Si Donald Trump insiste en amenazar con muerte, y destrucción a los países de América Latina si no entregan dócilmente sus recursos naturales, Estados Unidos no podrá prevalecer y sólo acelerará su declive. Esta mentalidad o propósito delincuencial y criminal de parte de Donald Trump solo logrará unir a toda América Latina, al Sur Global y a los países y pueblos del mundo incluso la mayoría del pueblo norteamericano, junto con los poderosos gobiernos de China y de Rusia, en contra de Donald Trump y su equipo que tarde o temprano acabarían tras las rejas en forma muy merecida. Como bien lo dijo el presidente Andrés Manuel López Obrador, en su misiva dirigida a Donald Trump “No olvide que la efímera victoria de hoy puede ser la contundente derrota del mañana.” La Doctrina Monroe provocaría su antítesis que sería “Todos contra Trump”, lo cual traería como síntesis el renacimiento de América unida en un mundo multipolar con Donald Trump expulsado para siempre de la escena política.

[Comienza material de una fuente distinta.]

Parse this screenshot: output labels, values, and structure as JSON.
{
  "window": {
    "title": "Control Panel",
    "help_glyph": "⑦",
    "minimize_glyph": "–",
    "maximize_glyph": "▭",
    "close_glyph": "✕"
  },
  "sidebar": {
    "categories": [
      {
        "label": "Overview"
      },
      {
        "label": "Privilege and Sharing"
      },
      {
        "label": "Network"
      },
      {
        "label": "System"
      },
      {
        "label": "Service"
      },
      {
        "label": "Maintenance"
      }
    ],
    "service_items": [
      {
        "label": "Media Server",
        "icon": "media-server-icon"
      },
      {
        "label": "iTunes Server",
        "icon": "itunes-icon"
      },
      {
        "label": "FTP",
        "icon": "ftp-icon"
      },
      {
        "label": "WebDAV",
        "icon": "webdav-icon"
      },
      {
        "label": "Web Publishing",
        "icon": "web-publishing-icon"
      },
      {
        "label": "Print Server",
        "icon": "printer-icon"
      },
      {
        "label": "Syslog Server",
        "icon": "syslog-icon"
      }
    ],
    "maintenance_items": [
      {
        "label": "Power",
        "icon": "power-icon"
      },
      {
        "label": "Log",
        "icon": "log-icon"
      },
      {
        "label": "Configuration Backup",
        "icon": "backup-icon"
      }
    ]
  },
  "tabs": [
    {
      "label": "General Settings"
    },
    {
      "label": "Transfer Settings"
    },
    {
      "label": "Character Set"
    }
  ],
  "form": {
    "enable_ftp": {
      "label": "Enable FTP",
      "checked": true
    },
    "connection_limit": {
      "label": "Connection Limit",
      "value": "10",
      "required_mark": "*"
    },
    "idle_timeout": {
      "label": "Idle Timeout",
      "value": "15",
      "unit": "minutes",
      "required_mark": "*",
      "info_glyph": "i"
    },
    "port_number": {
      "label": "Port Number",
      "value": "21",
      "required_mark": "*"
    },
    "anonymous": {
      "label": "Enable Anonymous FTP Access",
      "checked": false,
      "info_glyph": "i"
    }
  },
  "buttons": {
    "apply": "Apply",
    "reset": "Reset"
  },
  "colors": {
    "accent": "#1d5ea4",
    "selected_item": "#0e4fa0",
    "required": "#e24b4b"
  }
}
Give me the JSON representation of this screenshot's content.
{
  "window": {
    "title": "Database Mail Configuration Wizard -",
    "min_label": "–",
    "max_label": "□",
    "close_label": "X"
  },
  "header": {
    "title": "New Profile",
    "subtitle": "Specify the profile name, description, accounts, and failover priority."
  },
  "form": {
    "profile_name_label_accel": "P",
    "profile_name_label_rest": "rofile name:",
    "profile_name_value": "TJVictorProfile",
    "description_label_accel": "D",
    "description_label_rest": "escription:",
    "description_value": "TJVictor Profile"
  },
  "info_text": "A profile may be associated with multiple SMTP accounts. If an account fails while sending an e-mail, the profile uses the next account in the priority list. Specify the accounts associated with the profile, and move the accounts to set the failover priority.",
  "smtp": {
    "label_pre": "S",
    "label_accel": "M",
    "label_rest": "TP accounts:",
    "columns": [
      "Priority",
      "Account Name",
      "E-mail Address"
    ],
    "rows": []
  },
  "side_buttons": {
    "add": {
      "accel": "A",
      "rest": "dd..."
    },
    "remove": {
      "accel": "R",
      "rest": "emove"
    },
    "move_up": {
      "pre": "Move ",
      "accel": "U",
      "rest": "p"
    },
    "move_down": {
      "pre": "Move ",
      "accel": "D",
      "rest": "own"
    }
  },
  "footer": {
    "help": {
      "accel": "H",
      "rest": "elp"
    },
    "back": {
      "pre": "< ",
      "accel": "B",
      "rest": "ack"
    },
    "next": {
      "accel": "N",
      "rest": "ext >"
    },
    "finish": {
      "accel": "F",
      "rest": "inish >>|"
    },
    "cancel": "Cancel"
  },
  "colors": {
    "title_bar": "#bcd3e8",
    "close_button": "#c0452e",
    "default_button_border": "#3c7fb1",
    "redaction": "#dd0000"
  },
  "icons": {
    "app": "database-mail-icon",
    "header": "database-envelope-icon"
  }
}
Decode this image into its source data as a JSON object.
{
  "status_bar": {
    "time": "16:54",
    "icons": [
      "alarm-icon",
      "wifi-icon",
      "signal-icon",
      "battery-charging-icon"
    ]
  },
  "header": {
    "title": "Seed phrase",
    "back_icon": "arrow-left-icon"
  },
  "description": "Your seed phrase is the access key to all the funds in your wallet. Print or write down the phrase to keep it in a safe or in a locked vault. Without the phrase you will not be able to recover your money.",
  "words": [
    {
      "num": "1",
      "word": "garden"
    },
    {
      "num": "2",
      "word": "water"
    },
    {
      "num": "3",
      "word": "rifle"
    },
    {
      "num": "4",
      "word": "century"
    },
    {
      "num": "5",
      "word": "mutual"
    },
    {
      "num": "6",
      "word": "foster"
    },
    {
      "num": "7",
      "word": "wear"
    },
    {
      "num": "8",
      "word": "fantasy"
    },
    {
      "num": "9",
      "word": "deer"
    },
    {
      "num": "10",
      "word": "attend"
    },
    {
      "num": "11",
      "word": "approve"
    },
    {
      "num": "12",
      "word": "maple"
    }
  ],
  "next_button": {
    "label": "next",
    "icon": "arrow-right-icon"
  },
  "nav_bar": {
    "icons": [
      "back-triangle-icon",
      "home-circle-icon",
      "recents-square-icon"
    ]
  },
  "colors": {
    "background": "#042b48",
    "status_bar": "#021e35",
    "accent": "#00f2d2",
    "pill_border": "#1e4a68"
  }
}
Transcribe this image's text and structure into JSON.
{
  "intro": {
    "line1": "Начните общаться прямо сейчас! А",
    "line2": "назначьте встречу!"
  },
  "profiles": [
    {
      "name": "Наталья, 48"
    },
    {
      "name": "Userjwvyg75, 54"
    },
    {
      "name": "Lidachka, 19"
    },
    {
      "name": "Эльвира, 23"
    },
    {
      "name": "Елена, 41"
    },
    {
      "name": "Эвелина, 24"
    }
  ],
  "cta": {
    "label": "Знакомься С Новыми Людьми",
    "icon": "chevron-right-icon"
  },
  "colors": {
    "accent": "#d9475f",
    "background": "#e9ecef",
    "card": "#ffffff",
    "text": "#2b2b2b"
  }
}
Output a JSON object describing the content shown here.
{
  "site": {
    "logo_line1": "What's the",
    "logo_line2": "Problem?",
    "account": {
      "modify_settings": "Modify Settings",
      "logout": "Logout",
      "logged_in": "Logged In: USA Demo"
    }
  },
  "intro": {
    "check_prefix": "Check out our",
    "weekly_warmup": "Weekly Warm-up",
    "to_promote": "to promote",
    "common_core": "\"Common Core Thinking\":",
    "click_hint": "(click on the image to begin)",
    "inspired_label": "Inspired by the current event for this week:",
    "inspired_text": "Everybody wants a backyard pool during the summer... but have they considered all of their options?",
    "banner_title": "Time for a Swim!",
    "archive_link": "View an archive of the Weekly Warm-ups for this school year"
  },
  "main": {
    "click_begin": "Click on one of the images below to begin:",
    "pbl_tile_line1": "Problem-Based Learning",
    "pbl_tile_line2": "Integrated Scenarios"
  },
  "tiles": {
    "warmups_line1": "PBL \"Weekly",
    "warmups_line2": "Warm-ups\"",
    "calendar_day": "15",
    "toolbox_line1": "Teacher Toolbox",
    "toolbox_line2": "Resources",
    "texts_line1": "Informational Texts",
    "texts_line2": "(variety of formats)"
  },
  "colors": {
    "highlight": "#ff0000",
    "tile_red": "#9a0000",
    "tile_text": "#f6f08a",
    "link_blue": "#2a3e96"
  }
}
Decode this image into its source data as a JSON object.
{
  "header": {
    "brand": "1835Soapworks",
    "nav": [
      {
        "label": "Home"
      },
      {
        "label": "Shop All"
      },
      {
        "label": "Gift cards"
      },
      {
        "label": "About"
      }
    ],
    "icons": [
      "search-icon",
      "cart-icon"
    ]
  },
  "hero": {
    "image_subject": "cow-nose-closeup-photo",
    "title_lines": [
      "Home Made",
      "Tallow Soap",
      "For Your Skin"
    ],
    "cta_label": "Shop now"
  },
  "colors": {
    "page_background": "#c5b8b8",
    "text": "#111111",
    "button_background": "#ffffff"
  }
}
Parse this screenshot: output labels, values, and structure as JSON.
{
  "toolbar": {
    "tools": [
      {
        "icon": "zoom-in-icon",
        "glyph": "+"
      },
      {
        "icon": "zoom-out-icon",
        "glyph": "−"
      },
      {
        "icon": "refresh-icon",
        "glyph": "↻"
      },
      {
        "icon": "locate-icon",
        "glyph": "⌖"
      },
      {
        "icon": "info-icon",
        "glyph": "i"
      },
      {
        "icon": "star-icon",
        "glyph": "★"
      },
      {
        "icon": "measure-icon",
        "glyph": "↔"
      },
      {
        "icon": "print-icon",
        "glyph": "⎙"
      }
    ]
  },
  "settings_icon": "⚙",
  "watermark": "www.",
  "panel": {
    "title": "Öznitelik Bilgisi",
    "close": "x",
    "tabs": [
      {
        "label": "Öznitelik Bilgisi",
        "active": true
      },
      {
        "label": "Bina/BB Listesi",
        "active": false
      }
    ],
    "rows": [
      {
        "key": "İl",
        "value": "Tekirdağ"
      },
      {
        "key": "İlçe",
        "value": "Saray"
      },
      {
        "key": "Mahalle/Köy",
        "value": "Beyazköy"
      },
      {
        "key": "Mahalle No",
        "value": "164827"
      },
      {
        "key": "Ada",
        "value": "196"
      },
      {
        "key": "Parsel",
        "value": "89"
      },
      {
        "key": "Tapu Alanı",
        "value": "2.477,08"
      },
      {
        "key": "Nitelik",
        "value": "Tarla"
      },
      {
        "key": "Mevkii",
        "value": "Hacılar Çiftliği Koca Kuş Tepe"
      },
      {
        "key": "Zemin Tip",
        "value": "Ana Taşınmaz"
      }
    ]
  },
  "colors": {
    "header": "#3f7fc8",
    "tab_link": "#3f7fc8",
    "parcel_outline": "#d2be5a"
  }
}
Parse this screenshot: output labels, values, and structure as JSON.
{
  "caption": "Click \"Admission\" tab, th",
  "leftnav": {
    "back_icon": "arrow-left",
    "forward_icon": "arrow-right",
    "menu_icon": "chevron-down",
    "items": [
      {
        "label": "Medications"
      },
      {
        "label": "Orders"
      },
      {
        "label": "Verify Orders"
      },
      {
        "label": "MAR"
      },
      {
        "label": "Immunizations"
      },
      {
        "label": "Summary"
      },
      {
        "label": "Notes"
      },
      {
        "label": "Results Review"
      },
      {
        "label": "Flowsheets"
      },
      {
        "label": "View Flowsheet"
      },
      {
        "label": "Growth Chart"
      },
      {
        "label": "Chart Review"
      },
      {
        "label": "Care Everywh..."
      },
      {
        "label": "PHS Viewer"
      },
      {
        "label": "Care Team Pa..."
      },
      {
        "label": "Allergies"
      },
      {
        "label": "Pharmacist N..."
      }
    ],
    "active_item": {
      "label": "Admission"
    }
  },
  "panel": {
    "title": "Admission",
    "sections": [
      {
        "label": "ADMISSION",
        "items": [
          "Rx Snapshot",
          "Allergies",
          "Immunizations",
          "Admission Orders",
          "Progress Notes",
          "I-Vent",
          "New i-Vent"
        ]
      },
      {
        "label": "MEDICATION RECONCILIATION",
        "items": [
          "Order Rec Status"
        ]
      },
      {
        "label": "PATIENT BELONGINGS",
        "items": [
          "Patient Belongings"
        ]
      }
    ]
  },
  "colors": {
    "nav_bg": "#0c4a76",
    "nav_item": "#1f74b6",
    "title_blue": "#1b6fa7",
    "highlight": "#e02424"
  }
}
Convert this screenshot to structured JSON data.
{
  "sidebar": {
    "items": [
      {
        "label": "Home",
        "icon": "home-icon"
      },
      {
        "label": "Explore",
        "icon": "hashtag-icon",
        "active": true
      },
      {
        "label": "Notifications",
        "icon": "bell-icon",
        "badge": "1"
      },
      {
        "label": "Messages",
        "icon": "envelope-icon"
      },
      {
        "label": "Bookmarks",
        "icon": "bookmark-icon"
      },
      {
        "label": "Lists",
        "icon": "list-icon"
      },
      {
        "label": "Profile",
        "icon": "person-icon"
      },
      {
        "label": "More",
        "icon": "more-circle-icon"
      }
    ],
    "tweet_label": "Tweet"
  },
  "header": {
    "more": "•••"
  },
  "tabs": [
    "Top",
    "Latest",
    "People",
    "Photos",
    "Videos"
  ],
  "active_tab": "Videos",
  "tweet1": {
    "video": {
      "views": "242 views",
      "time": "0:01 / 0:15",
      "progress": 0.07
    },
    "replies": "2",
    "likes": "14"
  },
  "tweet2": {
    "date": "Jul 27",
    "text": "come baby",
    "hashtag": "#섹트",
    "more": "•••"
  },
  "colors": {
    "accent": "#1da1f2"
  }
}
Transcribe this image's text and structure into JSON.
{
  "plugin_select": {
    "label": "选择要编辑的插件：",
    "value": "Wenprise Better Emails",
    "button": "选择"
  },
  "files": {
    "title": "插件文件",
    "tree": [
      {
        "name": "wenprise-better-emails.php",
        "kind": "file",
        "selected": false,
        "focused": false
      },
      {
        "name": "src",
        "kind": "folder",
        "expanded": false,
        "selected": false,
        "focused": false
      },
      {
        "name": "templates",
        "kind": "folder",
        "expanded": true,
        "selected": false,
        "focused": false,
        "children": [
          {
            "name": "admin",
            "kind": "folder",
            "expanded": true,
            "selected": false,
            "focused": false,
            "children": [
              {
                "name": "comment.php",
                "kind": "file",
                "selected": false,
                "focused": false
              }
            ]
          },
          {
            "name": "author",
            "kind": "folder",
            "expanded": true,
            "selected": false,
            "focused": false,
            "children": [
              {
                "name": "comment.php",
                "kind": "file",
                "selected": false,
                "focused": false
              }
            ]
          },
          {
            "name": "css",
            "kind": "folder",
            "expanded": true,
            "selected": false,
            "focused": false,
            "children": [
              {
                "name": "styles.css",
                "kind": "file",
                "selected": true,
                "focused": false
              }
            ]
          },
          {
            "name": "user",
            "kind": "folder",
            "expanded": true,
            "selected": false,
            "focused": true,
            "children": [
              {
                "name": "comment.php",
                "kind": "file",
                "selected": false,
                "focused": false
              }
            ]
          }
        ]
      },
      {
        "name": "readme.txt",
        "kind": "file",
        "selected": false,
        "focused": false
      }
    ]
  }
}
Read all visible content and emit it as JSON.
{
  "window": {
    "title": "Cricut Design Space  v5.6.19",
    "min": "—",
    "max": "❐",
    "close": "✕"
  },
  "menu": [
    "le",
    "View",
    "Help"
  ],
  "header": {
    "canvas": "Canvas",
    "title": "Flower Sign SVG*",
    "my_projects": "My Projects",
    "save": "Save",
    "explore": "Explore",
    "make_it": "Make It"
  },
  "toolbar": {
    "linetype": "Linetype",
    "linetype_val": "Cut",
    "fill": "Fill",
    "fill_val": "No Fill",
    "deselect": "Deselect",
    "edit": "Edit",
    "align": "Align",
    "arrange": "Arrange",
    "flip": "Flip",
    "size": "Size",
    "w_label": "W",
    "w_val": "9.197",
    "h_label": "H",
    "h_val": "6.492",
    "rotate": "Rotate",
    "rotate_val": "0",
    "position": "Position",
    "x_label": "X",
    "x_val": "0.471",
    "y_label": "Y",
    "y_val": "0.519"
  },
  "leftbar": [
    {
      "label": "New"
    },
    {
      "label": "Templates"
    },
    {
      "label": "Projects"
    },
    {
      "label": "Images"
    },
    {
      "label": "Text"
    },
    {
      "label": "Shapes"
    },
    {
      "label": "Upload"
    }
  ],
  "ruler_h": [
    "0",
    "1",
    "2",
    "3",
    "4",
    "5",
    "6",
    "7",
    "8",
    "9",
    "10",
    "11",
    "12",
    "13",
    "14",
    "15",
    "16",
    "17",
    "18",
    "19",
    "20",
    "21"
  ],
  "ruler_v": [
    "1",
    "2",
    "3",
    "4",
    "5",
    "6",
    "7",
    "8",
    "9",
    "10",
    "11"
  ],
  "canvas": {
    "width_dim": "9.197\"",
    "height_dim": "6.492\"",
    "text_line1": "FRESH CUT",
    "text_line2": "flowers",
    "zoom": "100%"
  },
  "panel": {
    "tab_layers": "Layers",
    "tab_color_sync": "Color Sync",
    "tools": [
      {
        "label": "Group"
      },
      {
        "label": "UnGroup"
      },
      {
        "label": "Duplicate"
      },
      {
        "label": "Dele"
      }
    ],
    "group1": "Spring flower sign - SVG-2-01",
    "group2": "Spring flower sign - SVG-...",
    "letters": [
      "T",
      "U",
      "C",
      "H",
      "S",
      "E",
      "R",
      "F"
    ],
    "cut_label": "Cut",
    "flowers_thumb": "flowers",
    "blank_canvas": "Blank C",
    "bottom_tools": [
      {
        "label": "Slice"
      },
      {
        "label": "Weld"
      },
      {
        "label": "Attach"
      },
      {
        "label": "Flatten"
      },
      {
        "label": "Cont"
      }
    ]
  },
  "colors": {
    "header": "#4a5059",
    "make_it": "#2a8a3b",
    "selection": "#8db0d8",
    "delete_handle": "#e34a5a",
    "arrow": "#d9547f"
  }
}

El otro camino viable para Trump, es el que ya había apuntado desde el inicio de su mandato el presidente Andrés Manuel López Obrador hace siete años en el marco de las negociaciones del Tratado de Libre Comercio y que ahora impulsa también la presidenta Sheinbaum, esto es, la unión de toda América para un desarrollo común y compartido entre todos los países del continente en un plano de igualdad y de respeto a las soberanías y a la autodeterminación de los pueblos, para poder enfrentar en el plano económico y en buena lid, a la poderosa competencia de la gigantesca China.
En ambos casos la doctrina Monroe está muerta.
En última instancia, el único camino posible y verdaderamente viable es el desarrollo común y respetuoso de los países del continente americano. Si Trump insiste en su postura amenazante, depredadora, abiertamente criminal, Rusia y China, junto con los demás países integrantes de los BRICS y los países del Sur Global, tomarán el liderazgo en la construcción de un mundo multipolar, más justo, más equitativo, viable, que sólo pueden vislumbrar verdaderos hombres de estado o de vocación universal.

Esta última, como hemos dicho, es también la postura de nuestra presidenta Claudia Sheinbaum Pardo quien continúa con el liderazgo que le cedió el pueblo de México en un fantástico relevo al gran presidente que fue el presidente Andrés Manuel López Obrador.
Un mensaje más a la presidenta de México, que con tanta dignidad y carácter ha dirigido los destinos de México, un comentario que podría parecer machista pero en este caso lo es para bien. Señora presidenta, tenga Usted la absoluta certeza, si Usted como mujer da un paso al frente en la defensa de la patria, ningún hombre de este país se quedará atrás.
Maestro Jesús Torres Gómez
Profesor de la Escuela Internacional de Derecho y Jurisprudencia.